Estrutura de Kishotenketsu no Cinema
Para entender como o Kishotenketsu funciona na prática, vamos examinar cada uma de suas partes no contexto de um roteiro cinematográfico:
Ki: A Introdução
Na fase Ki, o roteirista apresenta os personagens, o cenário e o contexto da história. A narrativa aqui é tranquila e sem pressa, focada em criar uma atmosfera e estabelecer a rotina dos personagens. Não há necessidade de criar um “gancho” imediato ou introduzir um problema a ser resolvido.
No cinema, isso pode ser traduzido em longas cenas contemplativas que exploram o ambiente ou mostram interações cotidianas dos personagens. Pense em filmes como Ozu's Tokyo Story (1953), onde a vida cotidiana e as pequenas interações entre os membros da família são apresentadas com uma simplicidade quase poética.
Sho: O Desenvolvimento
A fase Sho expande o que foi introduzido, sem, necessariamente, adicionar tensão ou conflito. Nesta parte, o roteirista pode explorar mais a relação entre os personagens e o ambiente, revelando detalhes que enriquecem o contexto.

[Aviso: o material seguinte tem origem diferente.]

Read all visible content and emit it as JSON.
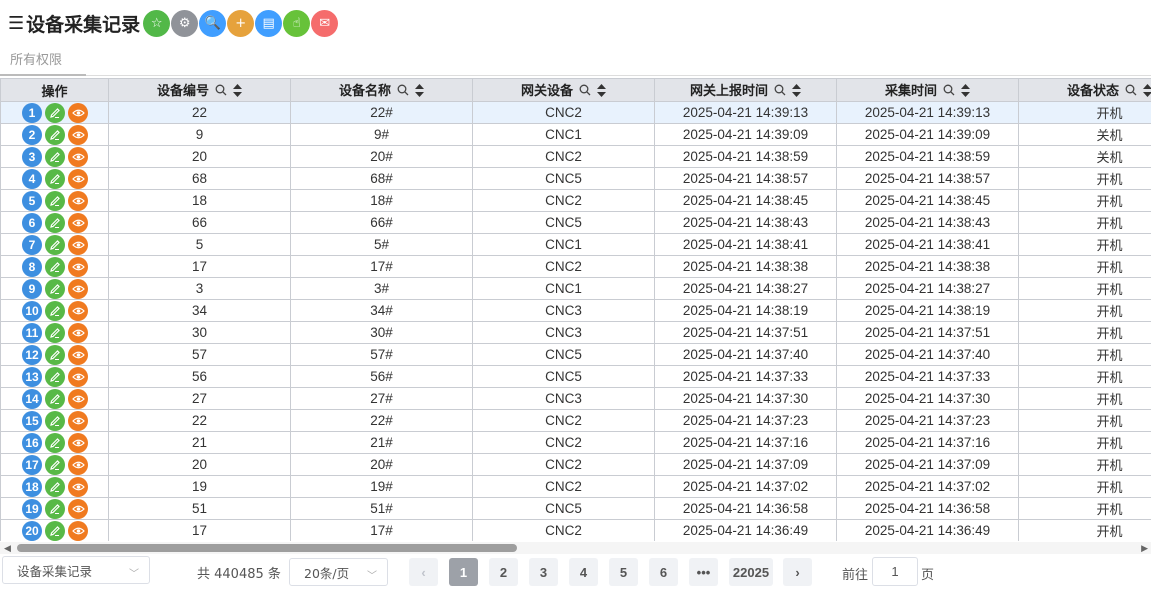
{
  "page": {
    "title": "设备采集记录",
    "menu_glyph": "☰",
    "subtitle": "所有权限"
  },
  "toolbar": [
    {
      "name": "favorite-button",
      "icon": "star-icon",
      "color": "#52b848",
      "glyph": "☆"
    },
    {
      "name": "settings-button",
      "icon": "gear-icon",
      "color": "#909399",
      "glyph": "⚙"
    },
    {
      "name": "search-button",
      "icon": "search-icon",
      "color": "#409eff",
      "glyph": "🔍"
    },
    {
      "name": "add-button",
      "icon": "plus-icon",
      "color": "#e6a23c",
      "glyph": "+"
    },
    {
      "name": "export-button",
      "icon": "document-icon",
      "color": "#409eff",
      "glyph": "▤"
    },
    {
      "name": "touch-button",
      "icon": "hand-pointer-icon",
      "color": "#67c23a",
      "glyph": "☝"
    },
    {
      "name": "message-button",
      "icon": "envelope-icon",
      "color": "#f56c6c",
      "glyph": "✉"
    }
  ],
  "table": {
    "columns": [
      {
        "key": "ops",
        "label": "操作"
      },
      {
        "key": "device_no",
        "label": "设备编号"
      },
      {
        "key": "device_name",
        "label": "设备名称"
      },
      {
        "key": "gateway",
        "label": "网关设备"
      },
      {
        "key": "report_time",
        "label": "网关上报时间"
      },
      {
        "key": "collect_time",
        "label": "采集时间"
      },
      {
        "key": "status",
        "label": "设备状态"
      }
    ],
    "rows": [
      {
        "idx": "1",
        "device_no": "22",
        "device_name": "22#",
        "gateway": "CNC2",
        "report_time": "2025-04-21 14:39:13",
        "collect_time": "2025-04-21 14:39:13",
        "status": "开机"
      },
      {
        "idx": "2",
        "device_no": "9",
        "device_name": "9#",
        "gateway": "CNC1",
        "report_time": "2025-04-21 14:39:09",
        "collect_time": "2025-04-21 14:39:09",
        "status": "关机"
      },
      {
        "idx": "3",
        "device_no": "20",
        "device_name": "20#",
        "gateway": "CNC2",
        "report_time": "2025-04-21 14:38:59",
        "collect_time": "2025-04-21 14:38:59",
        "status": "关机"
      },
      {
        "idx": "4",
        "device_no": "68",
        "device_name": "68#",
        "gateway": "CNC5",
        "report_time": "2025-04-21 14:38:57",
        "collect_time": "2025-04-21 14:38:57",
        "status": "开机"
      },
      {
        "idx": "5",
        "device_no": "18",
        "device_name": "18#",
        "gateway": "CNC2",
        "report_time": "2025-04-21 14:38:45",
        "collect_time": "2025-04-21 14:38:45",
        "status": "开机"
      },
      {
        "idx": "6",
        "device_no": "66",
        "device_name": "66#",
        "gateway": "CNC5",
        "report_time": "2025-04-21 14:38:43",
        "collect_time": "2025-04-21 14:38:43",
        "status": "开机"
      },
      {
        "idx": "7",
        "device_no": "5",
        "device_name": "5#",
        "gateway": "CNC1",
        "report_time": "2025-04-21 14:38:41",
        "collect_time": "2025-04-21 14:38:41",
        "status": "开机"
      },
      {
        "idx": "8",
        "device_no": "17",
        "device_name": "17#",
        "gateway": "CNC2",
        "report_time": "2025-04-21 14:38:38",
        "collect_time": "2025-04-21 14:38:38",
        "status": "开机"
      },
      {
        "idx": "9",
        "device_no": "3",
        "device_name": "3#",
        "gateway": "CNC1",
        "report_time": "2025-04-21 14:38:27",
        "collect_time": "2025-04-21 14:38:27",
        "status": "开机"
      },
      {
        "idx": "10",
        "device_no": "34",
        "device_name": "34#",
        "gateway": "CNC3",
        "report_time": "2025-04-21 14:38:19",
        "collect_time": "2025-04-21 14:38:19",
        "status": "开机"
      },
      {
        "idx": "11",
        "device_no": "30",
        "device_name": "30#",
        "gateway": "CNC3",
        "report_time": "2025-04-21 14:37:51",
        "collect_time": "2025-04-21 14:37:51",
        "status": "开机"
      },
      {
        "idx": "12",
        "device_no": "57",
        "device_name": "57#",
        "gateway": "CNC5",
        "report_time": "2025-04-21 14:37:40",
        "collect_time": "2025-04-21 14:37:40",
        "status": "开机"
      },
      {
        "idx": "13",
        "device_no": "56",
        "device_name": "56#",
        "gateway": "CNC5",
        "report_time": "2025-04-21 14:37:33",
        "collect_time": "2025-04-21 14:37:33",
        "status": "开机"
      },
      {
        "idx": "14",
        "device_no": "27",
        "device_name": "27#",
        "gateway": "CNC3",
        "report_time": "2025-04-21 14:37:30",
        "collect_time": "2025-04-21 14:37:30",
        "status": "开机"
      },
      {
        "idx": "15",
        "device_no": "22",
        "device_name": "22#",
        "gateway": "CNC2",
        "report_time": "2025-04-21 14:37:23",
        "collect_time": "2025-04-21 14:37:23",
        "status": "开机"
      },
      {
        "idx": "16",
        "device_no": "21",
        "device_name": "21#",
        "gateway": "CNC2",
        "report_time": "2025-04-21 14:37:16",
        "collect_time": "2025-04-21 14:37:16",
        "status": "开机"
      },
      {
        "idx": "17",
        "device_no": "20",
        "device_name": "20#",
        "gateway": "CNC2",
        "report_time": "2025-04-21 14:37:09",
        "collect_time": "2025-04-21 14:37:09",
        "status": "开机"
      },
      {
        "idx": "18",
        "device_no": "19",
        "device_name": "19#",
        "gateway": "CNC2",
        "report_time": "2025-04-21 14:37:02",
        "collect_time": "2025-04-21 14:37:02",
        "status": "开机"
      },
      {
        "idx": "19",
        "device_no": "51",
        "device_name": "51#",
        "gateway": "CNC5",
        "report_time": "2025-04-21 14:36:58",
        "collect_time": "2025-04-21 14:36:58",
        "status": "开机"
      },
      {
        "idx": "20",
        "device_no": "17",
        "device_name": "17#",
        "gateway": "CNC2",
        "report_time": "2025-04-21 14:36:49",
        "collect_time": "2025-04-21 14:36:49",
        "status": "开机"
      }
    ]
  },
  "footer": {
    "view_select": "设备采集记录",
    "total_text": "共 440485 条",
    "page_size": "20条/页",
    "pages": [
      "1",
      "2",
      "3",
      "4",
      "5",
      "6",
      "•••",
      "22025"
    ],
    "current_page": "1",
    "goto_prefix": "前往",
    "goto_value": "1",
    "goto_suffix": "页"
  }
}
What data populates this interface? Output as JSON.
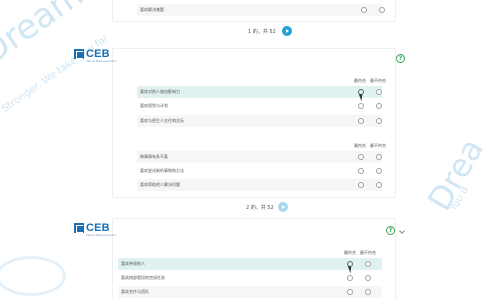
{
  "top_section": {
    "last_row": {
      "statement": "喜欢解决难题"
    },
    "pager_text": "1 的，共 52"
  },
  "page2": {
    "logo": "CEB",
    "logo_sub": "Talent Measurement",
    "help": "?",
    "group1": {
      "col_most": "最符合",
      "col_least": "最不符合",
      "rows": [
        {
          "statement": "喜欢对他人施加影响力"
        },
        {
          "statement": "喜欢规划与计划"
        },
        {
          "statement": "喜欢与陌生人交往和交际"
        }
      ]
    },
    "group2": {
      "col_most": "最符合",
      "col_least": "最不符合",
      "rows": [
        {
          "statement": "做事情有条不紊"
        },
        {
          "statement": "喜欢尝试新的事物和方法"
        },
        {
          "statement": "喜欢帮助他人解决问题"
        }
      ]
    },
    "pager_text": "2 的，共 52"
  },
  "page3": {
    "logo": "CEB",
    "logo_sub": "Talent Measurement",
    "help": "?",
    "group1": {
      "col_most": "最符合",
      "col_least": "最不符合",
      "rows": [
        {
          "statement": "喜欢带领他人"
        },
        {
          "statement": "喜欢按部就班地完成任务"
        },
        {
          "statement": "喜欢合作与团队"
        }
      ]
    }
  },
  "watermark": {
    "left_large": "DreamCareer",
    "left_small": "Stronger. We take you far",
    "right_large": "Drea",
    "right_small": "You d"
  }
}
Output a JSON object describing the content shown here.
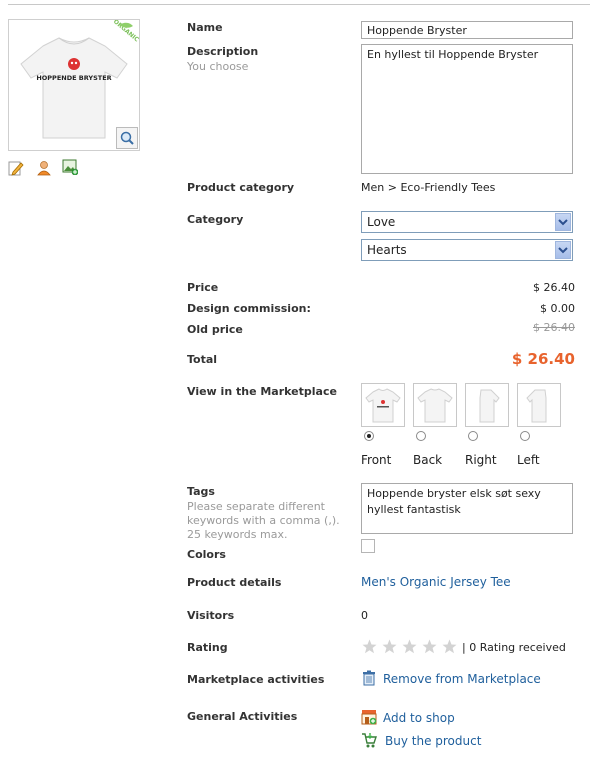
{
  "product": {
    "name_label": "Name",
    "name_value": "Hoppende Bryster",
    "description_label": "Description",
    "description_hint": "You choose",
    "description_value": "En hyllest til Hoppende Bryster",
    "shirt_print_text": "HOPPENDE BRYSTER",
    "organic_badge": "ORGANIC"
  },
  "category": {
    "product_category_label": "Product category",
    "product_category_value": "Men > Eco-Friendly Tees",
    "category_label": "Category",
    "category_1_selected": "Love",
    "category_2_selected": "Hearts"
  },
  "pricing": {
    "price_label": "Price",
    "price_value": "$ 26.40",
    "design_commission_label": "Design commission:",
    "design_commission_value": "$ 0.00",
    "old_price_label": "Old price",
    "old_price_value": "$ 26.40",
    "total_label": "Total",
    "total_value": "$ 26.40",
    "total_color": "#e8632d"
  },
  "marketplace": {
    "view_label": "View in the Marketplace",
    "views": [
      {
        "label": "Front",
        "selected": true
      },
      {
        "label": "Back",
        "selected": false
      },
      {
        "label": "Right",
        "selected": false
      },
      {
        "label": "Left",
        "selected": false
      }
    ]
  },
  "tags": {
    "label": "Tags",
    "hint": "Please separate different keywords with a comma (,). 25 keywords max.",
    "value": "Hoppende bryster elsk søt sexy hyllest fantastisk"
  },
  "colors": {
    "label": "Colors"
  },
  "details": {
    "product_details_label": "Product details",
    "product_details_link": "Men's Organic Jersey Tee",
    "visitors_label": "Visitors",
    "visitors_value": "0",
    "rating_label": "Rating",
    "rating_stars": 0,
    "rating_text": "| 0 Rating received",
    "marketplace_activities_label": "Marketplace activities",
    "remove_link": "Remove from Marketplace",
    "general_activities_label": "General Activities",
    "add_to_shop_link": "Add to shop",
    "buy_product_link": "Buy the product"
  },
  "icons": {
    "edit": "pencil-icon",
    "user": "user-icon",
    "image_add": "image-add-icon",
    "zoom": "magnifier-icon",
    "trash": "trash-icon",
    "shop": "shop-icon",
    "cart": "cart-icon"
  }
}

No cinema, isso pode ser representado por cenas que adicionam camadas à história, sem pressa de chegar a um ponto de virada. Pequenos eventos podem acontecer, mas sem uma carga dramática óbvia. A atenção aos detalhes e ao subtexto é o que constrói a base para a reviravolta que virá em seguida.
Ten: A Reviravolta
Aqui está o coração do Kishotenketsu. A fase Ten é onde ocorre uma mudança inesperada, mas ela não surge como resposta a um conflito introduzido anteriormente. Em vez disso, é algo que altera a percepção do público ou dos personagens sobre a situação. Pode ser um contraste, uma revelação ou uma nova perspectiva.
No cinema, o Ten pode ser um momento que, de forma sútil, faz o público reavaliar tudo o que viu até agora. Por exemplo, no filme Frances Ha (2012), há uma virada quando a protagonista percebe que seus sonhos e a realidade estão desalinhados, mas essa reviravolta não vem de um grande confronto; é uma simples constatação, que muda o curso da narrativa de maneira inesperada.
Ketsu: A Conclusão
Finalmente, a fase Ketsu é a resolução que conecta os eventos da história. Não é uma solução para um conflito, mas sim uma forma de amarrar as revelações e reflexões que surgiram até então. O final pode ser aberto ou contemplativo, convidando o público a refletir sobre o que aconteceu, em vez de oferecer uma conclusão definitiva.
No cinema, isso pode resultar em finais mais ambíguos ou poéticos, onde o desfecho é mais uma questão de sensação ou emoção do que uma resolução explícita. O final de Café Lumière (2003), de Hou Hsiao-Hsien, é um exemplo de como o Ketsu pode ser uma simples aceitação da vida cotidiana, sem grandes arcos dramáticos.
Kishotenketsu vs. Estrutura Tradicional
A principal diferença entre o Kishotenketsu e a estrutura ocidental de três atos é a ausência de um conflito central. Enquanto a narrativa ocidental gira em torno da tensão entre personagens ou forças opostas, o Kishotenketsu constrói a história de maneira mais orgânica, deixando o público descobrir a profundidade da trama sem a necessidade de confrontos.
Essa estrutura é particularmente útil em histórias que focam no emocional, no reflexivo ou no cotidiano. Filmes que exploram a beleza das pequenas coisas, as nuances das relações humanas e as reviravoltas internas, em vez de externas, encontram no Kishotenketsu um terreno fértil.